After a lengthy process, Amazon.com’s patent application was rejected by the Examiner on June 1, 2004 on the basis of “obviousness” and “non-patentable subject matter.” On March 4, 2009, on appeal, the Commissioner rejected the Examiner’s findings on obviousness, but upheld the second part of the decision regarding non-patentable subject matter. It cited s. 2 of the Patent Act, RSC 1985, c P-4 [Patent Act] that defines a patentable “invention” as “any new and useful art, process, machine, manufacture or composition of matter, or any new and useful improvement in any art, process, machine, manufacture or composition of matter.” Unperturbed by the sting of Canadian patent rejections, Amazon.com appealed to the FC.

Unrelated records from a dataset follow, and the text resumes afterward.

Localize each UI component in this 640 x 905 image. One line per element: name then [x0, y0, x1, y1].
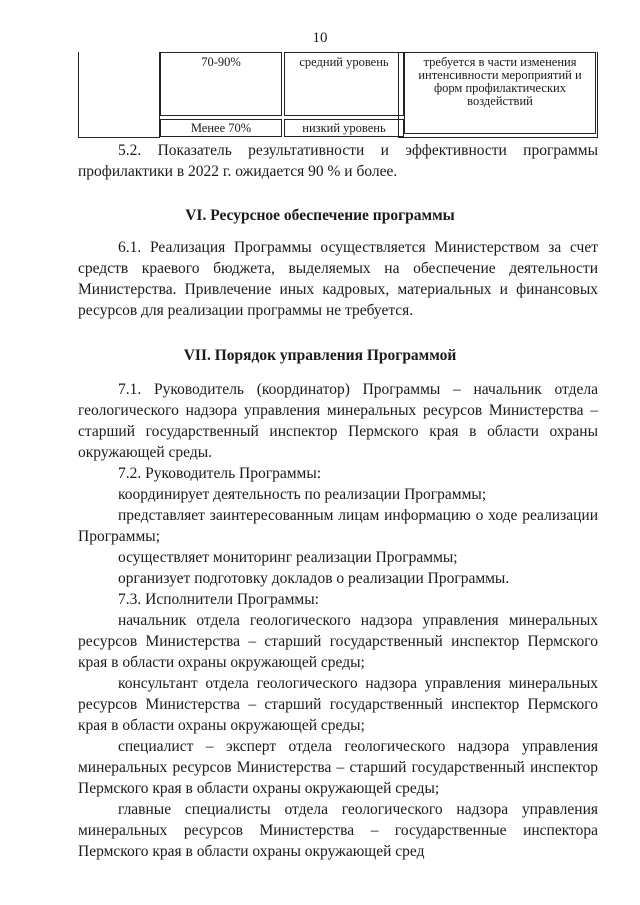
duty-item: координирует деятельность по реализации Программы; — [118, 486, 487, 503]
executor-item: консультант отдела геологического надзора управления минеральных ресурсов Министерства – старший государственный инспектор Пермского края в области охраны окружающей среды; — [78, 675, 598, 734]
requirement-line-4: воздействий — [467, 94, 533, 108]
paragraph-5-2-block — [78, 140, 598, 182]
paragraph-7-3: 7.3. Исполнители Программы: — [118, 591, 319, 608]
percent-value-row2: Менее 70% — [190, 121, 252, 135]
table-outer-left-cell — [78, 52, 160, 138]
section-7-heading: VII. Порядок управления Программой — [183, 347, 457, 364]
table-cell-percent-row1 — [160, 52, 282, 116]
table-cell-requirement — [404, 52, 596, 134]
paragraph-7-1: 7.1. Руководитель (координатор) Программы – начальник отдела геологического надзора управления минеральных ресурсов Министерства – старший государственный инспектор Пермского края в области охраны окружающей среды. — [78, 381, 598, 461]
executor-item: начальник отдела геологического надзора управления минеральных ресурсов Министерства – старший государственный инспектор Пермского края в области охраны окружающей среды; — [78, 612, 598, 671]
paragraph-6-1: 6.1. Реализация Программы осуществляется Министерством за счет средств краевого бюджета, выделяемых на обеспечение деятельности Министерства. Привлечение иных кадровых, материальных и финансовых ресурсов для реализации программы не требуется. — [78, 239, 598, 319]
executor-item: главные специалисты отдела геологического надзора управления минеральных ресурсов Министерства – государственные инспектора Пермского края в области охраны окружающей сред — [78, 801, 598, 860]
requirement-line-2: интенсивности мероприятий и — [418, 68, 582, 82]
table-cell-percent-row2 — [160, 119, 282, 137]
duty-item: организует подготовку докладов о реализации Программы. — [118, 570, 510, 587]
level-value-row2: низкий уровень — [302, 121, 386, 135]
executor-item: специалист – эксперт отдела геологического надзора управления минеральных ресурсов Министерства – старший государственный инспектор Пермского края в области охраны окружающей среды; — [78, 738, 598, 797]
requirement-line-3: форм профилактических — [434, 81, 566, 95]
section-7-body — [78, 379, 598, 862]
page-number: 10 — [312, 30, 328, 46]
table-cell-level-row2 — [284, 119, 404, 137]
paragraph-5-2: 5.2. Показатель результативности и эффективности программы профилактики в 2022 г. ожидается 90 % и более. — [78, 142, 598, 180]
level-value-row1: средний уровень — [299, 55, 389, 69]
requirement-line-1: требуется в части изменения — [423, 55, 577, 69]
criteria-table — [78, 52, 598, 138]
duty-item: представляет заинтересованным лицам информацию о ходе реализации Программы; — [78, 507, 598, 545]
paragraph-6-1-block — [78, 237, 598, 321]
section-6-heading: VI. Ресурсное обеспечение программы — [185, 207, 455, 224]
paragraph-7-2: 7.2. Руководитель Программы: — [118, 465, 322, 482]
duty-item: осуществляет мониторинг реализации Программы; — [118, 549, 458, 566]
table-cell-level-row1 — [284, 52, 404, 116]
percent-value-row1: 70-90% — [201, 55, 241, 69]
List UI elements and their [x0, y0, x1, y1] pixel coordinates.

What Everyone Else Decided
Like the patent regulators, the FC also reviewed statutory subject matter available for patents under the Patent Act. In reaching a decision to overturn the Commissioner’s findings, Justice Phelan for the FC concluded that a “business method” is a patentable subject matter that allows a patent to be issued in appropriate circumstances.
The FC was wary of this as a novel case. In analysing the Commissioner’s decision, Justice Phalen criticized her application of foreign jurisprudence, especially the British statute. Justice Phalen also remarked that “the language used in the American and Canadian [Patent] Acts to describe patentable subject-matter is almost identical.” He referred to British, European and Australian judicial approaches as lacking a “technical test” that points mostly to a “horribly imprecise concept” that “lacks authority in Canada for a ‘business method exclusion.” Nevertheless, the Court was persuaded by the fact that this invention was found to be patentable subject matter in other jurisdictions particularly in the United States and Europe. The Court further noted that “the practical application requirement ensures that something which is a mere idea or discovery is not patented – it must be concrete and tangible.” As such, the Court was driven by a “practical application” requirement despite a lack of established jurisprudence on the matter in Canada.
Narrowing the Definition of “Patentable” Subject Matter
A “practical application” requirement is troubling because the FC did not consider an in-depth analysis of policy considerations, particularly for a potential floodgate of innocuous user-technology-interactions to be granted patent protection. Technological inventions consist of both concrete and abstract processes occurring inside a computer information system and the free-flowing nature of the internet. It’s almost absurd that a single-mouse click is the “concrete and tangible” aspect of the patent under consideration. This conclusion forgoes the practicality of clicking a mouse on a website as a required actions ranging from simple web-surfing to actual purchases conducted online.
In light of other open-ended jurisprudence, such as Bilski, Canadian courts seem just as confused about how to approach “business method patents,” especially when these inventions involve processes intertwined with technology. Instead of leaving the common law courts to speculate about a legislative exclusion, it would have been safer in my opinion to hold off granting a business method patent until a clearer Canadian test is established. What may be required is legislative reform to provide additional clarity about how abstract inventions such as “business methods” narrow an overly broad definition of patentable subject-matter.